Anyone who has donated his or her time or money will tell you: it feels good to give. New research also indicates that a charitable lifestyle not only makes people happier, but physically healthier, too.

A recent Wall Street Journal article profiles research findings that found that donating to charity may improve a giver’s physical and emotional wellbeing. This same study also suggests a link between increases in charitable tax subsidies and improvements in people’s perceptions of their own health, which is recognized as an indicator of future healthcare use and mortality rates.

The research hypothesis was built around published medical and public policy research indicating that giving to others improves health and that tax subsidies significantly increase charitable giving. Researcher Baris K. Yörük, an associate professor of economics at the University at Albany-SUNY, overlaid those ideas and set out to explore whether increasing tax subsidies positively affects health.

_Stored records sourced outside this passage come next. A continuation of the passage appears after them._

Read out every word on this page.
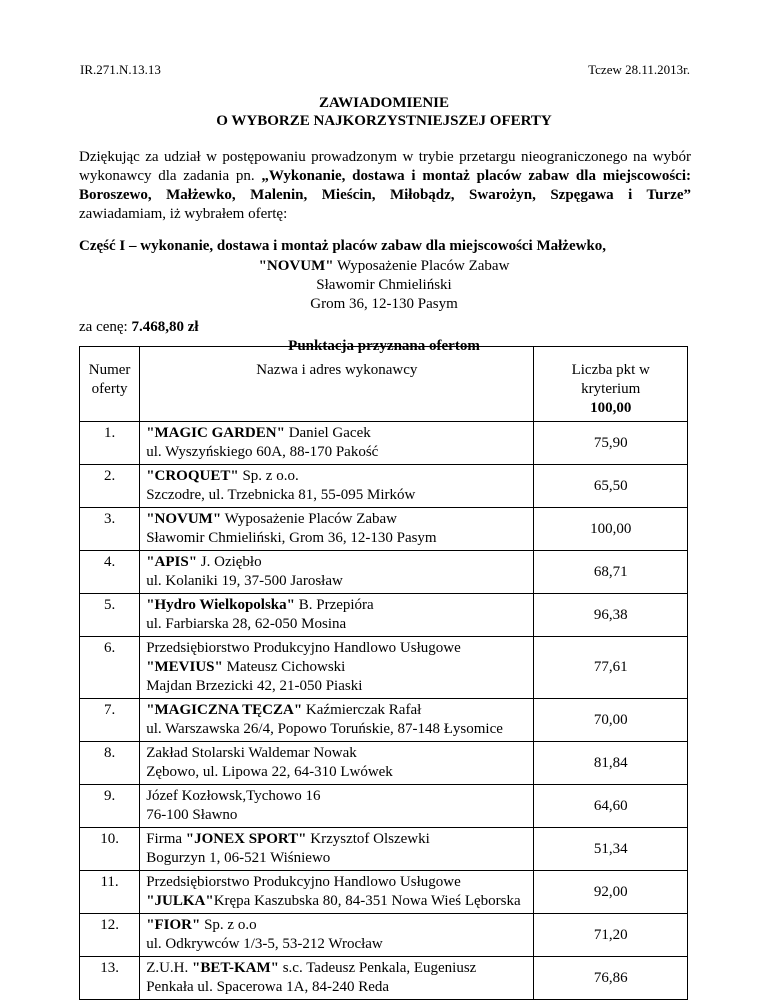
IR.271.N.13.13	Tczew 28.11.2013r.
ZAWIADOMIENIE
O WYBORZE NAJKORZYSTNIEJSZEJ OFERTY
Dziękując za udział w postępowaniu prowadzonym w trybie przetargu nieograniczonego na wybór wykonawcy dla zadania pn. „Wykonanie, dostawa i montaż placów zabaw dla miejscowości: Boroszewo, Małżewko, Malenin, Mieścin, Miłobądz, Swarożyn, Szpęgawa i Turze” zawiadamiam, iż wybrałem ofertę:
Część I – wykonanie, dostawa i montaż placów zabaw dla miejscowości Małżewko,
"NOVUM" Wyposażenie Placów Zabaw
Sławomir Chmieliński
Grom 36, 12-130 Pasym
za cenę: 7.468,80 zł
Punktacja przyznana ofertom
Numer oferty	Nazwa i adres wykonawcy	Liczba pkt w kryterium
100,00
1.	"MAGIC GARDEN" Daniel Gacek
ul. Wyszyńskiego 60A, 88-170 Pakość	75,90
2.	"CROQUET" Sp. z o.o.
Szczodre, ul. Trzebnicka 81, 55-095 Mirków	65,50
3.	"NOVUM" Wyposażenie Placów Zabaw
Sławomir Chmieliński, Grom 36, 12-130 Pasym	100,00
4.	"APIS" J. Oziębło
ul. Kolaniki 19, 37-500 Jarosław	68,71
5.	"Hydro Wielkopolska" B. Przepióra
ul. Farbiarska 28, 62-050 Mosina	96,38
6.	Przedsiębiorstwo Produkcyjno Handlowo Usługowe
"MEVIUS" Mateusz Cichowski
Majdan Brzezicki 42, 21-050 Piaski	77,61
7.	"MAGICZNA TĘCZA" Kaźmierczak Rafał
ul. Warszawska 26/4, Popowo Toruńskie, 87-148 Łysomice	70,00
8.	Zakład Stolarski Waldemar Nowak
Zębowo, ul. Lipowa 22, 64-310 Lwówek	81,84
9.	Józef Kozłowsk,Tychowo 16
76-100 Sławno	64,60
10.	Firma "JONEX SPORT" Krzysztof Olszewki
Bogurzyn 1, 06-521 Wiśniewo	51,34
11.	Przedsiębiorstwo Produkcyjno Handlowo Usługowe
"JULKA"Krępa Kaszubska 80, 84-351 Nowa Wieś Lęborska	92,00
12.	"FIOR" Sp. z o.o
ul. Odkrywców 1/3-5, 53-212 Wrocław	71,20
13.	Z.U.H. "BET-KAM" s.c. Tadeusz Penkala, Eugeniusz
Penkała ul. Spacerowa 1A, 84-240 Reda	76,86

The Journal spoke with Yörük about his findings, which include:

  • The probability of reporting better health goes up as the tax subsidy for charitable giving increases. For example, a 1-percent increase in a tax subsidy for charitable giving is associated with a 0.1-percent increase in the study’s health index. The study also found a positive relationship between charitable giving and self-reported health status – as the amount of the donation increases, health status improves in proportion.
  • Tax subsidies have a statistically significant impact on lung disease, arthritis and emotional disorders. Yörük concedes that interpreting why this is true on a disease-by-disease basis is a challenge – medical literature supports the positive impact of giving on psychological wellbeing, but the reason for the positive impact on other physical diseases is less clear. The paper also shows that tax subsidies have a positive effect on high blood pressure, diabetes, cancer, heart attack and obesity, but the magnitude of these effects is small and not statistically significant.

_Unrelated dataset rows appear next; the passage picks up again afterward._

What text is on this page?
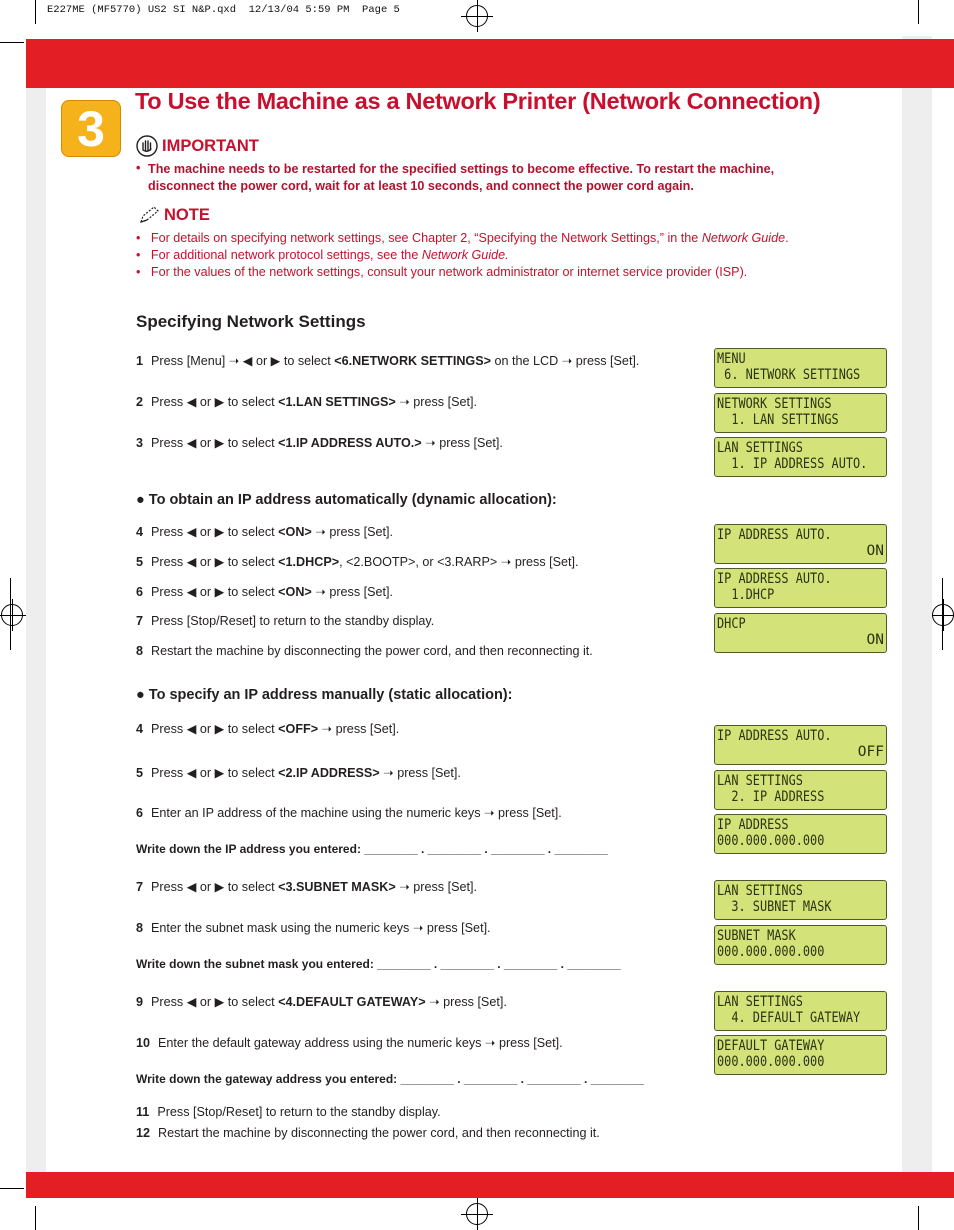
E227ME (MF5770) US2 SI N&P.qxd  12/13/04 5:59 PM  Page 5
3	To Use the Machine as a Network Printer (Network Connection)
IMPORTANT
• The machine needs to be restarted for the specified settings to become effective. To restart the machine,
disconnect the power cord, wait for at least 10 seconds, and connect the power cord again.
NOTE
•   For details on specifying network settings, see Chapter 2, “Specifying the Network Settings,” in the Network Guide.
•   For additional network protocol settings, see the Network Guide.
•   For the values of the network settings, consult your network administrator or internet service provider (ISP).
Specifying Network Settings
1 Press [Menu] ➝ ◀ or ▶ to select <6.NETWORK SETTINGS> on the LCD ➝ press [Set].
2 Press ◀ or ▶ to select <1.LAN SETTINGS> ➝ press [Set].
3 Press ◀ or ▶ to select <1.IP ADDRESS AUTO.> ➝ press [Set].
● To obtain an IP address automatically (dynamic allocation):
4 Press ◀ or ▶ to select <ON> ➝ press [Set].
5 Press ◀ or ▶ to select <1.DHCP>, <2.BOOTP>, or <3.RARP> ➝ press [Set].
6 Press ◀ or ▶ to select <ON> ➝ press [Set].
7 Press [Stop/Reset] to return to the standby display.
8 Restart the machine by disconnecting the power cord, and then reconnecting it.
● To specify an IP address manually (static allocation):
4 Press ◀ or ▶ to select <OFF> ➝ press [Set].
5 Press ◀ or ▶ to select <2.IP ADDRESS> ➝ press [Set].
6 Enter an IP address of the machine using the numeric keys ➝ press [Set].
Write down the IP address you entered: ________ . ________ . ________ . ________
7 Press ◀ or ▶ to select <3.SUBNET MASK> ➝ press [Set].
8 Enter the subnet mask using the numeric keys ➝ press [Set].
Write down the subnet mask you entered: ________ . ________ . ________ . ________
9 Press ◀ or ▶ to select <4.DEFAULT GATEWAY> ➝ press [Set].
10 Enter the default gateway address using the numeric keys ➝ press [Set].
Write down the gateway address you entered: ________ . ________ . ________ . ________
11 Press [Stop/Reset] to return to the standby display.
12 Restart the machine by disconnecting the power cord, and then reconnecting it.
MENU
6. NETWORK SETTINGS
NETWORK SETTINGS
1. LAN SETTINGS
LAN SETTINGS
1. IP ADDRESS AUTO.
IP ADDRESS AUTO.
ON
IP ADDRESS AUTO.
1.DHCP
DHCP
ON
IP ADDRESS AUTO.
OFF
LAN SETTINGS
2. IP ADDRESS
IP ADDRESS
000.000.000.000
LAN SETTINGS
3. SUBNET MASK
SUBNET MASK
000.000.000.000
LAN SETTINGS
4. DEFAULT GATEWAY
DEFAULT GATEWAY
000.000.000.000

Yörük’s research is not the first to connect positive health outcomes from acts of giving. Dr. Stephen Post has conducted multiple studies into the giving-living connection, the results of which are shared in his book, “Why Good Things Happen to Good People.” His research includes a fifty-year study showing that people who give during their high school years have better lifelong physical and mental health. He also references additional studies showing that older people who give live longer than those who don’t, and that helping others has been shown to bring health benefits to those with chronic illness, including HIV, multiple sclerosis, and heart problems.

If you already believe that philanthropic activity is good for your soul, you can take additional comfort in knowing that it just might be good for your body, too.